Cheney says al-Qaida, Taliban fighters regrouping, will try to attack U.S. forces in Afghanistan

? Taliban and al-Qaida fighters are regrouping in Afghanistan after the recent end of the most biggest ground offensive of the war, and expected to try to mount attacks against U.S. troops there, Vice President Dick Cheney said Sunday.

“We saw … a coalescing of a group in the area where we launched Operation Anaconda a couple of weeks ago, and very successfully eliminated a big chunk of the al-Qaida,” Cheney said.

“There are still al-Qaida scattered around Afghanistan. There are, I’m sure, going to be efforts by them to try to organize themselves enough so that they can launch an attack at least on our forces in Afghanistan. We see intelligence to that effect,” he said on CNN’s “Late Edition.”

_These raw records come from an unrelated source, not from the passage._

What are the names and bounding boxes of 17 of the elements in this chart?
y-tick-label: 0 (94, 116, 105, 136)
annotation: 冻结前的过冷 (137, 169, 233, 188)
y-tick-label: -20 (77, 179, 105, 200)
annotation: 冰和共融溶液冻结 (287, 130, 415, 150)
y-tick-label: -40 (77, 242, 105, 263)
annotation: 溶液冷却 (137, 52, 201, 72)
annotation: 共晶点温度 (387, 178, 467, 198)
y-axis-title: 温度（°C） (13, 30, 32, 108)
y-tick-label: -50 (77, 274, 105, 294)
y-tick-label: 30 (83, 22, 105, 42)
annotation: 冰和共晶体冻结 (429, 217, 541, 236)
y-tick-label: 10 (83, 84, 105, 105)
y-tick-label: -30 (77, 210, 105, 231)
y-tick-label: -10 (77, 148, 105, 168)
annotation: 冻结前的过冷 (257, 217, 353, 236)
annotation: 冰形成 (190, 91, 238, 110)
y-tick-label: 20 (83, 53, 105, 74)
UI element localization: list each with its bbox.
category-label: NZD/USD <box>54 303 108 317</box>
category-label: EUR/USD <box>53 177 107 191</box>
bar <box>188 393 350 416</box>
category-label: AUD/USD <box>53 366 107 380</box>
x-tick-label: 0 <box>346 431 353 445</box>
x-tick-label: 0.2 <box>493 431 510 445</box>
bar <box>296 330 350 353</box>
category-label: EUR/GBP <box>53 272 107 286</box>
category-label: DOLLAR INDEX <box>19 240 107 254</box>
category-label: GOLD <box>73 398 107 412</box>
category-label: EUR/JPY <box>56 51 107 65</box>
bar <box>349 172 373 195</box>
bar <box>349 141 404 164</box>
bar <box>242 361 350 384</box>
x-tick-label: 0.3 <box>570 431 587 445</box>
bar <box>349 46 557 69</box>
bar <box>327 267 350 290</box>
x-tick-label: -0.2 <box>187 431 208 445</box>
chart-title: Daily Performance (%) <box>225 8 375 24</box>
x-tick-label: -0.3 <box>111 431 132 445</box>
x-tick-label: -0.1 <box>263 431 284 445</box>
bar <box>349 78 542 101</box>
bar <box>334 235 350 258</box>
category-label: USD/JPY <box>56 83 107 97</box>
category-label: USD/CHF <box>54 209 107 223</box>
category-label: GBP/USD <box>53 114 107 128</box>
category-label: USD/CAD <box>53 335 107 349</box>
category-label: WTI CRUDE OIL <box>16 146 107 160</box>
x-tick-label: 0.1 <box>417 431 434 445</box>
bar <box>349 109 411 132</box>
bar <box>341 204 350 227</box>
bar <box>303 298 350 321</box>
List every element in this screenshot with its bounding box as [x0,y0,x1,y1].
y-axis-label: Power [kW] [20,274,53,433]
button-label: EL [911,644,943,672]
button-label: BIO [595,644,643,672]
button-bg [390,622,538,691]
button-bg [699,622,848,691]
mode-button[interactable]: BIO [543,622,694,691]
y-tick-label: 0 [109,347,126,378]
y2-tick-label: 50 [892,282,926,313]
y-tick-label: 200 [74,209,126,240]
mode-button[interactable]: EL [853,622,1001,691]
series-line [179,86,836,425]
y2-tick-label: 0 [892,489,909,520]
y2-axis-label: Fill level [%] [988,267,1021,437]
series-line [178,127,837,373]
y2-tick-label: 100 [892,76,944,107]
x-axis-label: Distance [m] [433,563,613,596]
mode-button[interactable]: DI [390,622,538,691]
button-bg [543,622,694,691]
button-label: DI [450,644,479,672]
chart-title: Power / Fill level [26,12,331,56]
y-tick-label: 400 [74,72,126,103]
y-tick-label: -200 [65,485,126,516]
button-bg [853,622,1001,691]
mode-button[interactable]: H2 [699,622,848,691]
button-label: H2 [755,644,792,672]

The war effort will continue “for some considerable period of time,” the vice president said. “There’s a temptation, I think, because there’s not an active bombing campaign under way on any particular day, for people who want to run out and say, well, it’s over with. It’s not. This is a long-term commitment.”

While Osama bin-Laden has eluded capture, Cheney said he believes the al-Qaida network leader is in Afghanistan or across the border in Pakistan – if he is alive. “But we don’t know,” Cheney acknowledged.

The vice president said the United States would work to ensure that Afghanistan does not deteriorate into another “sanctuary for terrorists.” Some parts of the country have again been carved up by warlords, as was the case before the Taliban took control.

“It’s going to very difficult for us to view in the near term Afghanistan as a perfect spot,” Gen. Tommy Franks, head of the U.S. war effort, said on NBC’s “Meet the Press.”

“After the war between the Afghans and the Soviets, there was a general sense that the outside world walked away. We can’t do that again,” Cheney said on NBC.

President Bush has made it clear that U.S. forces would “stay as long as possible until we’ve wrapped up our mission of eliminating al-Qaida and making certain that we’ve dealt with the terrorist threat that emerged in Afghanistan,” Cheney said.